The Ensemble Free Energy is always lower than or equal to the MFE because it sums over every structure, not just the best one. The gap between them widens as more structures contribute.

When to use RNAfold vs other ViennaRNA tools

RNAfold folds one full-length strand into its global MFE structure. Several sibling tools cover cases it is not built for:

For a deep-learning alternative that predicts base pairing without the nested-structure assumption, including some pseudoknots, see SMRTNet. If you have a DNA template and need the transcript first, convert it with DNA to RNA.

FAQ

What does RNAfold predict?

RNAfold predicts the minimum free energy secondary structure of an RNA sequence: which bases pair with which, returned as a dot-bracket string and a free energy in kcal/mol. With the partition function enabled it also reports ensemble metrics and the centroid and MEA structures.

Is this the real ViennaRNA RNAfold?

Yes. ProteinIQ runs ViennaRNA 2.7.2 with the standard Turner energy parameters, the same engine and defaults as the command-line RNAfold, so results match what you would get locally.

What is minimum free energy in RNA folding?

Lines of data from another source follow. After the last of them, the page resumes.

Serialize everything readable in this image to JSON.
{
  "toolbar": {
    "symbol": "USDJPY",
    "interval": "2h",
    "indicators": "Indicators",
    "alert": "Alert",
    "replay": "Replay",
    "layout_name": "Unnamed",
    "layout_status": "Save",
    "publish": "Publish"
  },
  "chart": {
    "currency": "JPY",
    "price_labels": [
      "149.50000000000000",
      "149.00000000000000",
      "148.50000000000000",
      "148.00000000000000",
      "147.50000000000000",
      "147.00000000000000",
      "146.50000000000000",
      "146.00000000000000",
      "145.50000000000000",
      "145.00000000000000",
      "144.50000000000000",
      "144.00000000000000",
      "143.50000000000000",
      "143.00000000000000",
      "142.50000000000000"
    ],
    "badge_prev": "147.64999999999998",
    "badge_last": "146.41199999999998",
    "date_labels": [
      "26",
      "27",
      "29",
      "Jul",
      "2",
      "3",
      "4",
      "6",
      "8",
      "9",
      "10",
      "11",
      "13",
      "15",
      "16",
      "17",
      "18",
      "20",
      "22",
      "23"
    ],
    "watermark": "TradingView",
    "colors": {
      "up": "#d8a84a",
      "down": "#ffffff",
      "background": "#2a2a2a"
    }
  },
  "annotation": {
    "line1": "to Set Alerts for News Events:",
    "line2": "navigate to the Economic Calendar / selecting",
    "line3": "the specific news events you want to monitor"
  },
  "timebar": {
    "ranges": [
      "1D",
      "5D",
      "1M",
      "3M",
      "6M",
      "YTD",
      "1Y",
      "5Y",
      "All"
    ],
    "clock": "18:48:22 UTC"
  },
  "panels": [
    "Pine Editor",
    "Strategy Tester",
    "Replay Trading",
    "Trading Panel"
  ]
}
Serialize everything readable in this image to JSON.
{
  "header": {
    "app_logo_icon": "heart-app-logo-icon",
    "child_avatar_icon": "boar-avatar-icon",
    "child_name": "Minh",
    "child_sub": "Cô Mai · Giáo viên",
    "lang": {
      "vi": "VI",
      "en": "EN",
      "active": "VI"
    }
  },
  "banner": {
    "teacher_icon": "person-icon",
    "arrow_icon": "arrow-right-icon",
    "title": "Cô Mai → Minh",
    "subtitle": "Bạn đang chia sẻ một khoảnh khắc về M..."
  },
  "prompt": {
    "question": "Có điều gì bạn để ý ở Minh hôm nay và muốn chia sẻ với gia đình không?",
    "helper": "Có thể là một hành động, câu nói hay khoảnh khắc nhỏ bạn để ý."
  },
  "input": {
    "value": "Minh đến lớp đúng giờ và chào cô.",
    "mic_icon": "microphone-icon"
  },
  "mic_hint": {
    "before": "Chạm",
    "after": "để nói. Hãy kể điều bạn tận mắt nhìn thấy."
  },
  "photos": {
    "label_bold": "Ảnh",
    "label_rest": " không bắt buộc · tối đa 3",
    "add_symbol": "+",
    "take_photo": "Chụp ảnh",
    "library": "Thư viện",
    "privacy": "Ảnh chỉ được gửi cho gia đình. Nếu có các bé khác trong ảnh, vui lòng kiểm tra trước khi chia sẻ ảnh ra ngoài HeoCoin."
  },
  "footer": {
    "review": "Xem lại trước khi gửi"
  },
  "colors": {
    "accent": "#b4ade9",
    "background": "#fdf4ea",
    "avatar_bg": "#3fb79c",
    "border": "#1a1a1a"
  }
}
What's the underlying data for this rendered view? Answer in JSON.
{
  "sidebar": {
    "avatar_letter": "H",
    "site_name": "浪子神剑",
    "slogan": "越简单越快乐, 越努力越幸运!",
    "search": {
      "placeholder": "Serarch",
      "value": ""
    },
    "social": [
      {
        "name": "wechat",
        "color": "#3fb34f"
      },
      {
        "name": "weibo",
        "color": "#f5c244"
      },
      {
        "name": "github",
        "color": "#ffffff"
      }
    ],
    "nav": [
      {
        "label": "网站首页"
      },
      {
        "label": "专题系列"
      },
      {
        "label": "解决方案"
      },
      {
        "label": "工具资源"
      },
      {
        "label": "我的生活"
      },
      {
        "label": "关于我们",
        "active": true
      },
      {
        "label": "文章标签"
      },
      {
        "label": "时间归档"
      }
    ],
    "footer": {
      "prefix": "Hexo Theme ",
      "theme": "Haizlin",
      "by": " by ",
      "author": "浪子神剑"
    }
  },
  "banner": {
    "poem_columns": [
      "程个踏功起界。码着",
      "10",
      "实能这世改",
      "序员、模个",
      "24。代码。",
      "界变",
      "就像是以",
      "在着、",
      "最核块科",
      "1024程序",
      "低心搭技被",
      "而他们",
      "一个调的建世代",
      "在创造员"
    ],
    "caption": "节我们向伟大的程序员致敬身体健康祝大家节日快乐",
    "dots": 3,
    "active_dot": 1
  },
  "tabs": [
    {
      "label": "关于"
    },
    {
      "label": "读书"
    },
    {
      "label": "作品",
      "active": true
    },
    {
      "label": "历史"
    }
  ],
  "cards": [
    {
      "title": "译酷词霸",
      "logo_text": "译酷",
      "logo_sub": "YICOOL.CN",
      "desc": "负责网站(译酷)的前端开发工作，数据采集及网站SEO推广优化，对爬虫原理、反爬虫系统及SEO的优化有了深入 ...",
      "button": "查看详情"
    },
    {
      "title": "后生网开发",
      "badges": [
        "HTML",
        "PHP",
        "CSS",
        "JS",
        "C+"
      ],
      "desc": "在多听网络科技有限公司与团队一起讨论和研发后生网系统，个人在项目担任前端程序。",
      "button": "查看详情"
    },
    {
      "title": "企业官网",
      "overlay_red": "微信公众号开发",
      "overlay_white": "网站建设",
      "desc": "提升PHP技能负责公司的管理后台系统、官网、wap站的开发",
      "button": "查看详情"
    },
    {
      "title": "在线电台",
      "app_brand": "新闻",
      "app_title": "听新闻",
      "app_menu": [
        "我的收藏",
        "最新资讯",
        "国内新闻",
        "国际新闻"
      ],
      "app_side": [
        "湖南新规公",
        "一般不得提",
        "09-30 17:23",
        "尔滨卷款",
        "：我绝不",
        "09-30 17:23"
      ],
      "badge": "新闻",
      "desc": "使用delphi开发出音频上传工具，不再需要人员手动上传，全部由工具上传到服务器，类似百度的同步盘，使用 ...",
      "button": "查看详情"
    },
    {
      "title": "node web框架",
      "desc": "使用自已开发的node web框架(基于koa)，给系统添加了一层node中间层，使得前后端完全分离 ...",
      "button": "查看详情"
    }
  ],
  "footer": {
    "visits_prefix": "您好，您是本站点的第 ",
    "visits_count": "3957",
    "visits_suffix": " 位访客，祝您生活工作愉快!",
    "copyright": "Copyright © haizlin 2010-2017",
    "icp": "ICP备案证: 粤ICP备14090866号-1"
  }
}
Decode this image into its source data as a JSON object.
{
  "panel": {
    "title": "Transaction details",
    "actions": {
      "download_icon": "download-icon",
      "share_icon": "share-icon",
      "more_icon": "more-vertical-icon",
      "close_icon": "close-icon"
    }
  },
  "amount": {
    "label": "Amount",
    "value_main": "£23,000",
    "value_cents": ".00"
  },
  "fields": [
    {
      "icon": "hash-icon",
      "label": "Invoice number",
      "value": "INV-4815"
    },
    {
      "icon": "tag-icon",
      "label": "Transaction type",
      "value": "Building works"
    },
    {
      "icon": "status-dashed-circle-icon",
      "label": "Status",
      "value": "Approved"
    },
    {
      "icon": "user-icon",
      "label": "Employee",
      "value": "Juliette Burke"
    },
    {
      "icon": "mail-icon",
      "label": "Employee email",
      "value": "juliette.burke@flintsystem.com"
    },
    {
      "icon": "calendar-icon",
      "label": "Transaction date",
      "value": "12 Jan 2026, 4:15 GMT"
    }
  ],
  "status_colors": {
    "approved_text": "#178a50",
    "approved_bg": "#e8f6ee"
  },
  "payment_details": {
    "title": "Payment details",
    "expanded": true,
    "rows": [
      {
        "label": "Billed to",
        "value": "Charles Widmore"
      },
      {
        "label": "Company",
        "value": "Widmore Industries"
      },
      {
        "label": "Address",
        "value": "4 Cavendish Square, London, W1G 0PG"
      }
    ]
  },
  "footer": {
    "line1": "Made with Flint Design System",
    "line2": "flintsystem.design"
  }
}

The minimum free energy is the lowest folding free energy among all possible secondary structures for a sequence. The structure that achieves it is the MFE structure, the single most thermodynamically stable fold under the chosen temperature and energy model.

Does RNAfold predict pseudoknots?

No. RNAfold only models nested base pairs, so crossing interactions and pseudoknots are excluded by design. For pseudoknot-capable prediction, use a deep-learning model such as SMRTNet.

How long can the RNA sequence be?

Sequences up to about 32,700 nucleotides are accepted, with file uploads up to 10 MB. Runtime and memory scale steeply with length because the algorithm is $O(n^3)$ in time, so very long sequences fold slowly.

What is the difference between the MFE, centroid, and MEA structures?

The MFE structure is the single lowest-energy fold. The centroid is the structure closest on average to all structures in the ensemble. The MEA structure maximizes the expected number of correctly assigned pairs and unpaired bases. The centroid and MEA only appear when the partition function is enabled, and they are most useful when the ensemble has several competing structures.